Vietnam and Colonialism
3/24/2026
I’m continuing to revisit history from the perspective of my life lessons to this point.
This quote captures what I’ve been struggling to understand. “Just a quiet recognition that the story you were given about the world no longer fits what you are seeing.”
There is a moment in the life of every thinking person when something subtle begins to shift. Not dramatically. Not with revelation or spectacle. Just a quiet recognition that the story you were given about the world no longer fits what you are seeing.
At first it feels small. A question that won’t quite leave you alone. A contradiction that keeps resurfacing. A feeling that the explanations everyone else accepts no longer settle comfortably inside your own mind.
Discernment rarely arrives all at once. It arrives as a slow accumulation of noticing. And noticing changes things.

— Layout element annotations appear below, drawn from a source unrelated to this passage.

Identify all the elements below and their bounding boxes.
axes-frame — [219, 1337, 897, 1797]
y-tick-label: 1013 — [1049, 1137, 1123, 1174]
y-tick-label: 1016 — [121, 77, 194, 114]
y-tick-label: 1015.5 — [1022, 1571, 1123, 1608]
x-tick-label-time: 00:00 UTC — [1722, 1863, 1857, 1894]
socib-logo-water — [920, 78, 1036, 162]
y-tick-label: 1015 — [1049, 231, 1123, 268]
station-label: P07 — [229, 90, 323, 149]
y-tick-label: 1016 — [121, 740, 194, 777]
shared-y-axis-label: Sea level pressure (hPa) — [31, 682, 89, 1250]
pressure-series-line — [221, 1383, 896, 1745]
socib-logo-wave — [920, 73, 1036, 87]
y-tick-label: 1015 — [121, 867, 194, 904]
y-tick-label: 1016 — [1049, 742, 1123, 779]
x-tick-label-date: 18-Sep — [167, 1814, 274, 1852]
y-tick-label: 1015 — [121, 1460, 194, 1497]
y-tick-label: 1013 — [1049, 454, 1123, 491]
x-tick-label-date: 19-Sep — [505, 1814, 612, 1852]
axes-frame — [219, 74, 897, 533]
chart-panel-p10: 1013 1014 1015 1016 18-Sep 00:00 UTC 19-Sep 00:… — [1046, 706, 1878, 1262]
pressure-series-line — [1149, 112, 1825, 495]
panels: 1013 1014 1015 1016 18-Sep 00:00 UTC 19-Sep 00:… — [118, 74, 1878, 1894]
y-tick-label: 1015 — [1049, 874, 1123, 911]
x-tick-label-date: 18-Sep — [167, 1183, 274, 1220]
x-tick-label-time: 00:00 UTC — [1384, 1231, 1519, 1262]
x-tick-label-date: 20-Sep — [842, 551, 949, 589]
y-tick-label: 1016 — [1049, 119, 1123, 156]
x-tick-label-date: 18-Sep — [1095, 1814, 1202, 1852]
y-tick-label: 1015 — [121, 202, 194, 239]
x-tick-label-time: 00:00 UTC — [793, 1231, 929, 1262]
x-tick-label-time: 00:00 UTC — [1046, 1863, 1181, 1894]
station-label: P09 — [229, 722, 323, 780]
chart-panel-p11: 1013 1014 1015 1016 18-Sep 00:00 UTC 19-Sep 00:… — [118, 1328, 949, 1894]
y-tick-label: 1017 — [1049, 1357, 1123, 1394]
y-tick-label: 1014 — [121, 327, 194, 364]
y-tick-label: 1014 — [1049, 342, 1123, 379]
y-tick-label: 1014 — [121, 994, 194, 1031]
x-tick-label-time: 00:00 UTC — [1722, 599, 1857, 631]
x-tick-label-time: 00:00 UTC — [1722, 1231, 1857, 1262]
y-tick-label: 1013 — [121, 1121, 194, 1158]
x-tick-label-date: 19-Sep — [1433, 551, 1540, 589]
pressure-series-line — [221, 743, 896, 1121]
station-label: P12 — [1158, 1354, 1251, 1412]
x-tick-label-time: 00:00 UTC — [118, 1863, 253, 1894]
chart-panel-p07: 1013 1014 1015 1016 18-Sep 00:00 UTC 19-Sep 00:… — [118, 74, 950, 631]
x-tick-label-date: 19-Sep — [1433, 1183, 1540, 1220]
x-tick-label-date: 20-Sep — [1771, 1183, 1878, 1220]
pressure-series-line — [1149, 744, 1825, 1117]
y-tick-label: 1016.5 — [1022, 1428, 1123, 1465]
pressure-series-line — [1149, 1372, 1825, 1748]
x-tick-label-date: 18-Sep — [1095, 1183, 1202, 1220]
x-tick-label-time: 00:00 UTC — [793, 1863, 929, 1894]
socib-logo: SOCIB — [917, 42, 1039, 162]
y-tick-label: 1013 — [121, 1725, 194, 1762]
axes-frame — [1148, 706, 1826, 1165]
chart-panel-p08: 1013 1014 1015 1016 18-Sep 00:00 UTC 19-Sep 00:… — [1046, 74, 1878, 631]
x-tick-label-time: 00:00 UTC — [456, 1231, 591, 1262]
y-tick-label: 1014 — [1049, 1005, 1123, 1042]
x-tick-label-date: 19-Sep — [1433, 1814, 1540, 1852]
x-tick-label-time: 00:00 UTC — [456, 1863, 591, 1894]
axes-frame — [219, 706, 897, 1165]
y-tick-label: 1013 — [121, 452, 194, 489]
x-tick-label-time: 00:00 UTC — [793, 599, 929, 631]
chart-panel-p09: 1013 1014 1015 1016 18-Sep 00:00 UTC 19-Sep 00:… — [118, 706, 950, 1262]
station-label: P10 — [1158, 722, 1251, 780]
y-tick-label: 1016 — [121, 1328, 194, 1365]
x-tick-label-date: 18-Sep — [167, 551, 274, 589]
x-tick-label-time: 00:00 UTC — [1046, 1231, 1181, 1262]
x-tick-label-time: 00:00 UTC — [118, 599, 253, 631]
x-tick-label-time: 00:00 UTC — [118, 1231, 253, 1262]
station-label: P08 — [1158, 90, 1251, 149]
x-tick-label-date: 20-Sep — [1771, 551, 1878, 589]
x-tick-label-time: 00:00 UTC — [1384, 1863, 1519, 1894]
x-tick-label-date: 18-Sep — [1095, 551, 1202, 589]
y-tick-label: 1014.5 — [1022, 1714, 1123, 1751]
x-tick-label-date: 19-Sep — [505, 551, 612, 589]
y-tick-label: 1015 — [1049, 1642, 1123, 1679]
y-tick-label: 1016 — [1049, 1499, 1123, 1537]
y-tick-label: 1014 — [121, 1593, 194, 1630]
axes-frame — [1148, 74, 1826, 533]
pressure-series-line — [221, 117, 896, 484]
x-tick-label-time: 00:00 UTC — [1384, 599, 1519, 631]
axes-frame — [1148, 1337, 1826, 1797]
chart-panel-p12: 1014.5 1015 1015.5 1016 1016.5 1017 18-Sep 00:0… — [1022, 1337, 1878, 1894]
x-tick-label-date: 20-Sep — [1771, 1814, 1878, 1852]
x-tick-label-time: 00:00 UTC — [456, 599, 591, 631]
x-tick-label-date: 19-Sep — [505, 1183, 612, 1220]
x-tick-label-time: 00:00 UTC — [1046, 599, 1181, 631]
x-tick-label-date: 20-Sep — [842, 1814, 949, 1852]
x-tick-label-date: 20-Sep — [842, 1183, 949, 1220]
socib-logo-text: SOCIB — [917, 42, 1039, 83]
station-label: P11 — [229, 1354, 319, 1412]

Something subtle begins to shift
The subtle shift for me has been the growing awareness of the injustices and violence of our current political and economic systems. And discovering the root causes of the injustices come from the settler-colonization of this land. That Quakers were part of that colonization, and that the colonization continues today. That we Quakers need to find ways to escape the current unjust political and economic systems by actively objecting to them. That means replacing Christian colonial capitalist violence with Mutual Aid, LANDBACK, and the abolition of police and prisons.
The more I learn about colonialism, the more the subtle shift has begun to take on a life of its own. It is no longer subtle.
The North Vietnamese Perspective: Decolonization
At the time of the US involvement in the Vietnam War, the American public was told the purpose of the war was to prevent the spread of communism. Many of us felt the reason was for oil.
But for Ho Chi Minh and the Viet Cong of North Vietnam, the “real purpose” was not necessarily a global Communist revolution, but national sovereignty.
· Independence: After decades of French colonial rule and Japanese occupation, many Vietnamese saw the war as a continuation of their fight for independence.
· Unification: The goal was to remove foreign influence (the U.S.) and reunify a country that had been artificially split at the 17th parallel.